FW: [Corpora-List] The genre of the Web

Mark Davies Mark_Davies at byu.edu
Sun Sep 18 23:01:02 CEST 2005

As I mentioned in my original post, we all know that there is a bit of every register on the Web -- SPOKEN (transcripts of interviews, etc), FICTION (repositories of literature), lots of NEWSPAPERS, ACADEMIC-oriented materials, etc etc. So, no question about that of course -- the Web has a bit of everything.

The original question, though, was which genres/registers (of the BNC, for example) would have frequency data that would correspond *most closely* to reliable frequency data from the web -- i.e. for the Web *as a whole*?

In some very, very preliminary work that I've done, it appears that the frequency data from the web is *most* in line with the frequency data from either the newspaper or academic registers of the BNC, rather than spoken or fiction. Again, not to say that there isn't a bit of everything, but it is *most similar* to the registers just mentioned.

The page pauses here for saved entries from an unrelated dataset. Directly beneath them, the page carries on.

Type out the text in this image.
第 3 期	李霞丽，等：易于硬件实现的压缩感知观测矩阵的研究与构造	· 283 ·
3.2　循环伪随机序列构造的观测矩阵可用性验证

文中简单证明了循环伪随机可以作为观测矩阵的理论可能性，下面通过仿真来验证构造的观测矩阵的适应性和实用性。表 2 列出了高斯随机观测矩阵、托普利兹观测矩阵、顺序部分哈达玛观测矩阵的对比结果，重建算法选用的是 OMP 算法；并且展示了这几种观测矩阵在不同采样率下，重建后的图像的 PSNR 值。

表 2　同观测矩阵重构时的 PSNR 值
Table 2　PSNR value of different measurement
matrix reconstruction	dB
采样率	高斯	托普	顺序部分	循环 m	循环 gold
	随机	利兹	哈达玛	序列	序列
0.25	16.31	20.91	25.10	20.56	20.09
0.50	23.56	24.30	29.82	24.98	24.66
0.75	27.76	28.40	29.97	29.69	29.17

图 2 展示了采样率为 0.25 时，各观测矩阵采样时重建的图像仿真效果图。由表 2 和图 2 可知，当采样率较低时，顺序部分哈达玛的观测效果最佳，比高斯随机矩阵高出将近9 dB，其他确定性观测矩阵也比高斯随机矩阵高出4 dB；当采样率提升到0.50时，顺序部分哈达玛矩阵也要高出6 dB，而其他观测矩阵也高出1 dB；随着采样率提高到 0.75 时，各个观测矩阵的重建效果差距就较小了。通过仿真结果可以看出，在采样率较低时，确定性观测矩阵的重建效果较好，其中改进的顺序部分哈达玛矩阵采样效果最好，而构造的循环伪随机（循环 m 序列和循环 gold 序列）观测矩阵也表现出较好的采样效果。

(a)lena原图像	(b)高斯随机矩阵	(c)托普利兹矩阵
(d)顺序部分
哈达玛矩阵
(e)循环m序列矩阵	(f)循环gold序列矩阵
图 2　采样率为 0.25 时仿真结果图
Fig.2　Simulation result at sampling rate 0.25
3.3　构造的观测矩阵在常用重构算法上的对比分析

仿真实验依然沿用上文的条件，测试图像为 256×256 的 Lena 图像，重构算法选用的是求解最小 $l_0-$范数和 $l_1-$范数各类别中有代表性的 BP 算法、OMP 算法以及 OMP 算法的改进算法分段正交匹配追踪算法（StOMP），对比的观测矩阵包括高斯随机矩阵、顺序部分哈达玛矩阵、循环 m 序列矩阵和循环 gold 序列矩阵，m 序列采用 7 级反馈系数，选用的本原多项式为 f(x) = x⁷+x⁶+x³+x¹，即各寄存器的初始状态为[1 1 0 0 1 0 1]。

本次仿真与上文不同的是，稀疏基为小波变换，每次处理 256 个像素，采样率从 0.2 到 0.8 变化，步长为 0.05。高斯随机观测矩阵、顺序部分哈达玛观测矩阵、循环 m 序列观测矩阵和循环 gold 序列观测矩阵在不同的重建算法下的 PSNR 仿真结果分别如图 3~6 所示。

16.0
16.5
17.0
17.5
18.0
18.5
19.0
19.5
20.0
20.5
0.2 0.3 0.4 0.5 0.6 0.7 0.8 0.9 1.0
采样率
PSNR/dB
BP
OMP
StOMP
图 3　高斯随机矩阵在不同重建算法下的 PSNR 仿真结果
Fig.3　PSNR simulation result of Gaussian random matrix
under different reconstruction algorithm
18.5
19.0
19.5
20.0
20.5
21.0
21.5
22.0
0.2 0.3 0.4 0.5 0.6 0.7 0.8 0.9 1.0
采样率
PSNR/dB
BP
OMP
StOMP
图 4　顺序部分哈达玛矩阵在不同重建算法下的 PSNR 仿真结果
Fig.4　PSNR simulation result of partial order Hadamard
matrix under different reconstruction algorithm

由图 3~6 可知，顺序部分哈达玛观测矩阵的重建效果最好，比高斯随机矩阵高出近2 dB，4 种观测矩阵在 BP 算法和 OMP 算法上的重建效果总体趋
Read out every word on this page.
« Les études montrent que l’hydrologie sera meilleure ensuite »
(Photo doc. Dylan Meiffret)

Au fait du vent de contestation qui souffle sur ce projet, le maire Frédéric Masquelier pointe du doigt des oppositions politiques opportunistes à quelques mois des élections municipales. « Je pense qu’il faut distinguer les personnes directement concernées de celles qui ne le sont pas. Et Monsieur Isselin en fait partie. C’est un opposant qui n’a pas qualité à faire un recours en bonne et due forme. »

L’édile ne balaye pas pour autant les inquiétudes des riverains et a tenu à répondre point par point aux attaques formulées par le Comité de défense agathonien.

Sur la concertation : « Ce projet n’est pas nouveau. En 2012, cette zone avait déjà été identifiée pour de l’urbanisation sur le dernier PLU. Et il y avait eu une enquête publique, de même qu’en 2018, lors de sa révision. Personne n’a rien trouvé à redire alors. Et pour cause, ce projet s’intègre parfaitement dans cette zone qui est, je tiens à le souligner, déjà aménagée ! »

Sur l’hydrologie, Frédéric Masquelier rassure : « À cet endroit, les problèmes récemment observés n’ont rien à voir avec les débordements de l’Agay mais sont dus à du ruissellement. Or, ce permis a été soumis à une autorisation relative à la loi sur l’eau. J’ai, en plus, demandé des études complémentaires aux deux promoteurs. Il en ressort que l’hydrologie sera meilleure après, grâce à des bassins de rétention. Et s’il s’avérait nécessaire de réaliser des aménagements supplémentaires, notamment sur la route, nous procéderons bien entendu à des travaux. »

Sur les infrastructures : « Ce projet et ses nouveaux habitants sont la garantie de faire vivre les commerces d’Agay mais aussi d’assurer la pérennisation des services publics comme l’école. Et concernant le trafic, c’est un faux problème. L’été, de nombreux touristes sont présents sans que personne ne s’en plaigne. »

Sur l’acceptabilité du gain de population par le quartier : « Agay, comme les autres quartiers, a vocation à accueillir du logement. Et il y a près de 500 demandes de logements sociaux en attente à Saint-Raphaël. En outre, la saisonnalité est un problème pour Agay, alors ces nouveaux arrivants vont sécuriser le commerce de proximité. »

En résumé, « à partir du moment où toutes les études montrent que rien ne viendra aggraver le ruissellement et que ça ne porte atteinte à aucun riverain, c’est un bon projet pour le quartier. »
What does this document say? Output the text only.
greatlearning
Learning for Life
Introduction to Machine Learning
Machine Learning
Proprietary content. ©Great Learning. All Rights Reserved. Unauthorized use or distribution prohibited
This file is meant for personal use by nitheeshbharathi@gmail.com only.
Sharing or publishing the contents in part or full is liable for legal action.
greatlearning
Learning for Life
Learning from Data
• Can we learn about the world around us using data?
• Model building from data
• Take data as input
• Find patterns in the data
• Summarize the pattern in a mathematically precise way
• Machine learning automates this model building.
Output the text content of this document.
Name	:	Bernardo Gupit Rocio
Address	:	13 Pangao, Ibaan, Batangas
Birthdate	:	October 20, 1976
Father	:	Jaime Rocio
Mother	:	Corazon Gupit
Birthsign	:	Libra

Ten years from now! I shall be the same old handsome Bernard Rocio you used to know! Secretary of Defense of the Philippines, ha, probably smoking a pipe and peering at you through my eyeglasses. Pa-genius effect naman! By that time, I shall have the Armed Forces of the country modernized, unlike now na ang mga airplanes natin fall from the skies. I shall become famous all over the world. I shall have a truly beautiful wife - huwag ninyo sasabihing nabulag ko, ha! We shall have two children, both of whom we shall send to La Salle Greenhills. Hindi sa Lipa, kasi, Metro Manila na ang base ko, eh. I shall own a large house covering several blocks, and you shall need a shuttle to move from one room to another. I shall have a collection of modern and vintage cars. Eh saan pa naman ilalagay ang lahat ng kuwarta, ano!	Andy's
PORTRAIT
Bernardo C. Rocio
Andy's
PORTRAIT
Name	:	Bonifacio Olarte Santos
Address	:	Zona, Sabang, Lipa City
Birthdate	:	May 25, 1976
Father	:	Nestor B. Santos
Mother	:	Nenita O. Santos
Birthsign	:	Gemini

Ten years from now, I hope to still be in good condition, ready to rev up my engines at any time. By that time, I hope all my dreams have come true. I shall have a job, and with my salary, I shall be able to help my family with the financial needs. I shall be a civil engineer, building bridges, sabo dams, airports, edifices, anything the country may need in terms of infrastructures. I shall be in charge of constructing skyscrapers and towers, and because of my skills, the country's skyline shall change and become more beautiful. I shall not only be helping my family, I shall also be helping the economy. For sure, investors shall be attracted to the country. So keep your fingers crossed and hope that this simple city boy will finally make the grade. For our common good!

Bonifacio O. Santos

Part of the reason that I asked the question in the first place has to do with pedagogical concerns. Suppose that my students obtain frequency data from the web as well as frequency data from a spoken corpus. My guess is that they will find a fair amount of frequency data (lexical, grammatical, etc) in the spoken corpus that are relatively more common than that of the Web, and vice versa. My guess, though (based on very preliminary data) is that there would be less of a mismatch with newspaper or academic-based corpora.